Critical minimum length of the central helix in troponin C for the Ca2+ switch in muscular contraction.

1993 
Abstract In the troponin C (TnC) dumbbell, the NH2- and COOH-terminal lobes are well delineated, but the role of the central helix and especially the function of its long length remain doubtful. To study this, we used a cDNA construct encoding rabbit fast-twitch muscle TnC, comprising multiple restriction sequences to facilitate mutagenesis (Babu, A., Su, H., Ryu, Y. & Gulati, J. (1992) J. Biol. Chem. 267, 15469-15474). Systematically, we have deleted 3-12 amino acid residues from the central helix and examined their effects in maximally activated skinned muscle fibers. Limiting the deletions to 7 amino acid residues manifested little change in maximal force development (Sheng, Z., Francois, J. M., Hitchcock, S. E. & Potter, J. D. (1991) J. Biol. Chem. 266, 5711-5715). However, with further deletions, we now find that contractility was inhibited pari passu; by 12 deletions, the inhibition was complete. The critical minimum length for the central helix is thereby estimated as 27 A. The Ca2+ binding capacity (4 mol of Ca2+/mol of protein) as well as the structural characteristics (alpha-helicity by CD measurements and the fluorescence emitted by Tyr-109) indicated a well preserved global conformation of the short mutant.
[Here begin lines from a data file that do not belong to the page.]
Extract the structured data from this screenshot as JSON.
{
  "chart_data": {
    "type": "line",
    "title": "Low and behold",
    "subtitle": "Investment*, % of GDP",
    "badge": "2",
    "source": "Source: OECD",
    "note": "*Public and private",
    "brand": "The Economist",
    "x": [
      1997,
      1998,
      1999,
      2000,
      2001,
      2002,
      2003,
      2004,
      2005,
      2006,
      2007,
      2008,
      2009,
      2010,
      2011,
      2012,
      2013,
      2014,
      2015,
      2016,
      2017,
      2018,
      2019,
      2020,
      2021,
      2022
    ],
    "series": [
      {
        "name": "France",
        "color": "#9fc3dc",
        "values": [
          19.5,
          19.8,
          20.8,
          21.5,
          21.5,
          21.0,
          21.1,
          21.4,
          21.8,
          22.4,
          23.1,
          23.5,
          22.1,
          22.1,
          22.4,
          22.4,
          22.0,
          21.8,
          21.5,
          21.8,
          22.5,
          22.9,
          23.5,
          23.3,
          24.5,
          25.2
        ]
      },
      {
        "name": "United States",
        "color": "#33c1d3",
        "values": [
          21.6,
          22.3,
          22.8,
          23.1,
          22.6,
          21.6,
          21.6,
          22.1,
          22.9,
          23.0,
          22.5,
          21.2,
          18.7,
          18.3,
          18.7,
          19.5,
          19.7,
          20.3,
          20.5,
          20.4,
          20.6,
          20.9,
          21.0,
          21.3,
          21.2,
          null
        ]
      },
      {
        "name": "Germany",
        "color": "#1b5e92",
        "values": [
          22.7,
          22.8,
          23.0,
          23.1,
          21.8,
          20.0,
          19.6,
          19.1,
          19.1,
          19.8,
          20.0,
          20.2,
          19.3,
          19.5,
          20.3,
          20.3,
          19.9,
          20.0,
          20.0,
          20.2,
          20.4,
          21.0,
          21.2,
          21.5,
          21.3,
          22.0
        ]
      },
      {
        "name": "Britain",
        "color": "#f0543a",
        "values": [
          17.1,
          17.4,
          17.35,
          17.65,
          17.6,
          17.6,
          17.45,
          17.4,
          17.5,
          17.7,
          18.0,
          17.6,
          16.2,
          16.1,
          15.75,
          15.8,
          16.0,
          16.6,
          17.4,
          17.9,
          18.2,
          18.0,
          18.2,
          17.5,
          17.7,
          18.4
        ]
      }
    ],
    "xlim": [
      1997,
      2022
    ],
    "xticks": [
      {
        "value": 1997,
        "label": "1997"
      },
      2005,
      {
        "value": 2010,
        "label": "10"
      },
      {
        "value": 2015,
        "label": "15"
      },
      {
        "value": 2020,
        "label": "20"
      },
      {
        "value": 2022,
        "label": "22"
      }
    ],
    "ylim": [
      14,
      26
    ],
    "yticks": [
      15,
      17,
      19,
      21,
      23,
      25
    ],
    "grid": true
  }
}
However, surprisingly, two of these short mutants filled each TnC slot under highly specific superloading conditions: one short molecule was taken up in EGTA solution, and the second molecule was captured and retained with Ca2+. They also rescued the contractile switch, evidently in a bimolecular reaction. Another short variant (putative skeletal fast muscle TnC-I-II), in which the NH2-terminal Ca(2+)-binding sites were incapacitated, failed to respond to superloading, indicating that sites III and IV could not substitute for sites I and II. The results suggest that a critical role of the central helix linker in TnC is to keep the two lobes optimally apart, evidently in proximity of their respective target sites on troponin I in the fiber.